Porque anjos da guarda existem

 

 

 
Quem nunca ouviu aquela história, pra lá de batida, sobre alguém (às vezes, homem, outras, mulher) que ficou parado na beira da estrada, numa noite chuvosa, sem qualquer esperança, quando, de repente, chega aquele bondoso desconhecido, que lhe estende a mão e, ao final, descobre-se que ele não existe, que é um fantasma, ou um anjo da guarda e blá, blá, blá? Pois é... eu já ouvi isso um milhão de vezes. Só nunca pensei que pudesse acontecer comigo.
 
Não estava parado na beira da estrada; não era uma noite chuvosa; nem estava desesperançado. Só chateado, mesmo. É que a bateria do carro tinha acabado de arriar. E olhe que isso já me aconteceu algumas vezes. Sempre nos piores momentos, claro. Como desta última vez, no intervalo entre dois compromissos.
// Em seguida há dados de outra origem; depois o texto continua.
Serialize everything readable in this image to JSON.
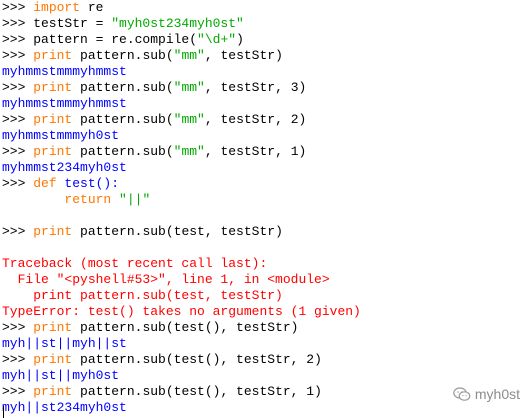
{
  "lines": [
    [
      {
        "t": ">>> ",
        "c": "p"
      },
      {
        "t": "import",
        "c": "k"
      },
      {
        "t": " re",
        "c": "p"
      }
    ],
    [
      {
        "t": ">>> testStr = ",
        "c": "p"
      },
      {
        "t": "\"myh0st234myh0st\"",
        "c": "s"
      }
    ],
    [
      {
        "t": ">>> pattern = re.compile(",
        "c": "p"
      },
      {
        "t": "\"\\d+\"",
        "c": "s"
      },
      {
        "t": ")",
        "c": "p"
      }
    ],
    [
      {
        "t": ">>> ",
        "c": "p"
      },
      {
        "t": "print",
        "c": "k"
      },
      {
        "t": " pattern.sub(",
        "c": "p"
      },
      {
        "t": "\"mm\"",
        "c": "s"
      },
      {
        "t": ", testStr)",
        "c": "p"
      }
    ],
    [
      {
        "t": "myhmmstmmmyhmmst",
        "c": "o"
      }
    ],
    [
      {
        "t": ">>> ",
        "c": "p"
      },
      {
        "t": "print",
        "c": "k"
      },
      {
        "t": " pattern.sub(",
        "c": "p"
      },
      {
        "t": "\"mm\"",
        "c": "s"
      },
      {
        "t": ", testStr, 3)",
        "c": "p"
      }
    ],
    [
      {
        "t": "myhmmstmmmyhmmst",
        "c": "o"
      }
    ],
    [
      {
        "t": ">>> ",
        "c": "p"
      },
      {
        "t": "print",
        "c": "k"
      },
      {
        "t": " pattern.sub(",
        "c": "p"
      },
      {
        "t": "\"mm\"",
        "c": "s"
      },
      {
        "t": ", testStr, 2)",
        "c": "p"
      }
    ],
    [
      {
        "t": "myhmmstmmmyh0st",
        "c": "o"
      }
    ],
    [
      {
        "t": ">>> ",
        "c": "p"
      },
      {
        "t": "print",
        "c": "k"
      },
      {
        "t": " pattern.sub(",
        "c": "p"
      },
      {
        "t": "\"mm\"",
        "c": "s"
      },
      {
        "t": ", testStr, 1)",
        "c": "p"
      }
    ],
    [
      {
        "t": "myhmmst234myh0st",
        "c": "o"
      }
    ],
    [
      {
        "t": ">>> ",
        "c": "p"
      },
      {
        "t": "def",
        "c": "k"
      },
      {
        "t": " test():",
        "c": "d"
      }
    ],
    [
      {
        "t": "        ",
        "c": "p"
      },
      {
        "t": "return",
        "c": "k"
      },
      {
        "t": " ",
        "c": "p"
      },
      {
        "t": "\"||\"",
        "c": "s"
      }
    ],
    [
      {
        "t": "",
        "c": "p"
      }
    ],
    [
      {
        "t": ">>> ",
        "c": "p"
      },
      {
        "t": "print",
        "c": "k"
      },
      {
        "t": " pattern.sub(test, testStr)",
        "c": "p"
      }
    ],
    [
      {
        "t": "",
        "c": "p"
      }
    ],
    [
      {
        "t": "Traceback (most recent call last):",
        "c": "e"
      }
    ],
    [
      {
        "t": "  File \"<pyshell#53>\", line 1, in <module>",
        "c": "e"
      }
    ],
    [
      {
        "t": "    print pattern.sub(test, testStr)",
        "c": "e"
      }
    ],
    [
      {
        "t": "TypeError: test() takes no arguments (1 given)",
        "c": "e"
      }
    ],
    [
      {
        "t": ">>> ",
        "c": "p"
      },
      {
        "t": "print",
        "c": "k"
      },
      {
        "t": " pattern.sub(test(), testStr)",
        "c": "p"
      }
    ],
    [
      {
        "t": "myh||st||myh||st",
        "c": "o"
      }
    ],
    [
      {
        "t": ">>> ",
        "c": "p"
      },
      {
        "t": "print",
        "c": "k"
      },
      {
        "t": " pattern.sub(test(), testStr, 2)",
        "c": "p"
      }
    ],
    [
      {
        "t": "myh||st||myh0st",
        "c": "o"
      }
    ],
    [
      {
        "t": ">>> ",
        "c": "p"
      },
      {
        "t": "print",
        "c": "k"
      },
      {
        "t": " pattern.sub(test(), testStr, 1)",
        "c": "p"
      }
    ],
    [
      {
        "t": "myh||st234myh0st",
        "c": "o"
      }
    ]
  ],
  "watermark": {
    "text": "myh0st",
    "icon": "wechat-icon"
  },
  "colors": {
    "keyword": "#ff7700",
    "string": "#00aa00",
    "output": "#0000ff",
    "error": "#ff0000",
    "plain": "#000000"
  }
}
Foi então que, na ânsia de encontrar o telefone da seguradora, de repente, naquele exato momento, parou, ao meu lado, um motociclista. "Está precisando de ajuda?" Olhei para o rapaz, um jovem, de uns 25 anos e de uniforme. Ele me disse trabalhar em uma seguradora e estar com uma bateria nova no baú da moto. Exatamente do modelo da minha... "Quer que troque?", perguntou. Adivinhe o que eu respondi?
 
Sabe... Sempre achei que os "acasos" são obra daquilo que eu chamo Deus, mas que também pode ser chamado de Alá, Javé, Papai do Céu, Sorte ou como queira. Também não quero dramatizar uma simples bateria arriada. Há problemas (bem) maiores do que esse. Mas, é por isso que escrevo este texto: porque, naquele momento, por algum motivo, eu me senti amparado por um algo inexplicável, que me fez pensar que não estava sozinho. E, tomado por uma felicidade tão grande, imaginei quem, de fato, passa por problemas "de verdade". É como se, de repente, eu quisesse que todo mundo recebesse a visita de um anjo. Nem que fosse pra trocar a bateria de um carro. Ou para realizar um exame. Ou dar um simples abraço. Porque, tanto no melhor, quanto no pior momento, tudo é uma questão de acreditar. No que quer que seja.
 
Sim, eu fiquei bravo. Sim, eu praguejei para mim mesmo. Mas, no fundo, agradeci, pois poderia ser pior. E, acredite, eu (também) sei o que é ser bem pior. Enfim, como esse anjo era de carne e osso e estava trabalhando, paguei pelo serviço. Afinal, ele não era alado, mas motorizado. Nem veio do céu, mas de algum lugar para onde retornaria. Confesso que o segui, até um certo momento, para me certificar se ele era real. E não o tal "fantasma" ou "anjo da guarda" da história que tantas vezes ouvi. Tudo resolvido, continuei viagem, na certeza de que até uma simples bateria arriada pode ser motivo para renovar a nossa fé.
 

 

 

 

 

Antonio Neto

16/08/2014
14h42

I believe in angels.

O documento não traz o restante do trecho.